We have the 7 Best Practice Tips for PostgreSQL Bulk Data Loading. This document will describe the tips from EDB Cloud Service.
Tip 1: Target Cluster is Single Node
Synchronous commits can reduce the commit speed in a high-availability (HA) cluster. If the standby cannot keep up with the replication, it may lead to significant lag between the primary and standby.
To optimize the data loading process, consider scaling down the cluster to a single node before loading the data.
Once the data load is complete, you can scale back up to an HA cluster. Although the standby pod may take some time to join, this will not affect the primary pod.
Tip 2: Use a higher CPU core and Memory size instance type.
EDB Cloud Service is good at managing the compute size. Using a higher CPU core and Memory size will speed up the data load.
After the restoration, you can scale down the compute size.
Tip 3: Engage Cloud Support team
You can engage EDB Cloud Support, and they can keep monitoring your cluster usage and tune the settings properly at the backend.
Tip 4: Enable separated WAL storage for the target cluster
Enable separate WAL storage and set an appropriate volume size. There will be large WAL files generated during the data load, so please do not allocate a very small WAL volume.
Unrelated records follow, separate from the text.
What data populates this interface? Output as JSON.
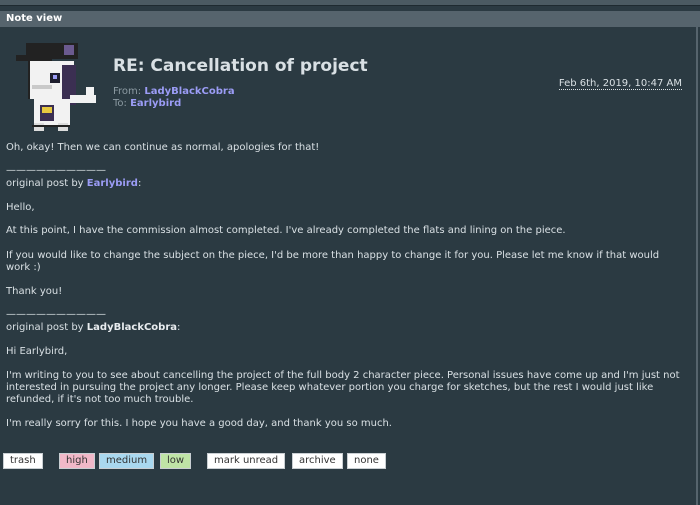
{
  "header": {
    "title": "Note view"
  },
  "note": {
    "subject": "RE: Cancellation of project",
    "from_label": "From:",
    "from_user": "LadyBlackCobra",
    "to_label": "To:",
    "to_user": "Earlybird",
    "date": "Feb 6th, 2019, 10:47 AM"
  },
  "body": {
    "reply": "Oh, okay! Then we can continue as normal, apologies for that!",
    "sep1": "——————————",
    "orig1_prefix": "original post by",
    "orig1_user": "Earlybird",
    "orig1_suffix": ":",
    "p1": "Hello,",
    "p2": "At this point, I have the commission almost completed. I've already completed the flats and lining on the piece.",
    "p3": "If you would like to change the subject on the piece, I'd be more than happy to change it for you. Please let me know if that would work :)",
    "p4": "Thank you!",
    "sep2": "——————————",
    "orig2_prefix": "original post by",
    "orig2_user": "LadyBlackCobra",
    "orig2_suffix": ":",
    "p5": "Hi Earlybird,",
    "p6": "I'm writing to you to see about cancelling the project of the full body 2 character piece. Personal issues have come up and I'm just not interested in pursuing the project any longer. Please keep whatever portion you charge for sketches, but the rest I would just like refunded, if it's not too much trouble.",
    "p7": "I'm really sorry for this. I hope you have a good day, and thank you so much."
  },
  "buttons": {
    "trash": "trash",
    "high": "high",
    "medium": "medium",
    "low": "low",
    "mark_unread": "mark unread",
    "archive": "archive",
    "none": "none"
  }
}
Other general suggestions:
-
maintenance_work_mem
: Increase this to allocate more memory for maintenance tasks during the restore. A value like 2GB to 4GB can be effective. -
checkpoint_timeout
: Set a longer timeout (e.g., 15min or higher) to reduce the frequency of checkpoints. -
max_wal_size
: Increase this to handle more transaction logs before a checkpoint is forced.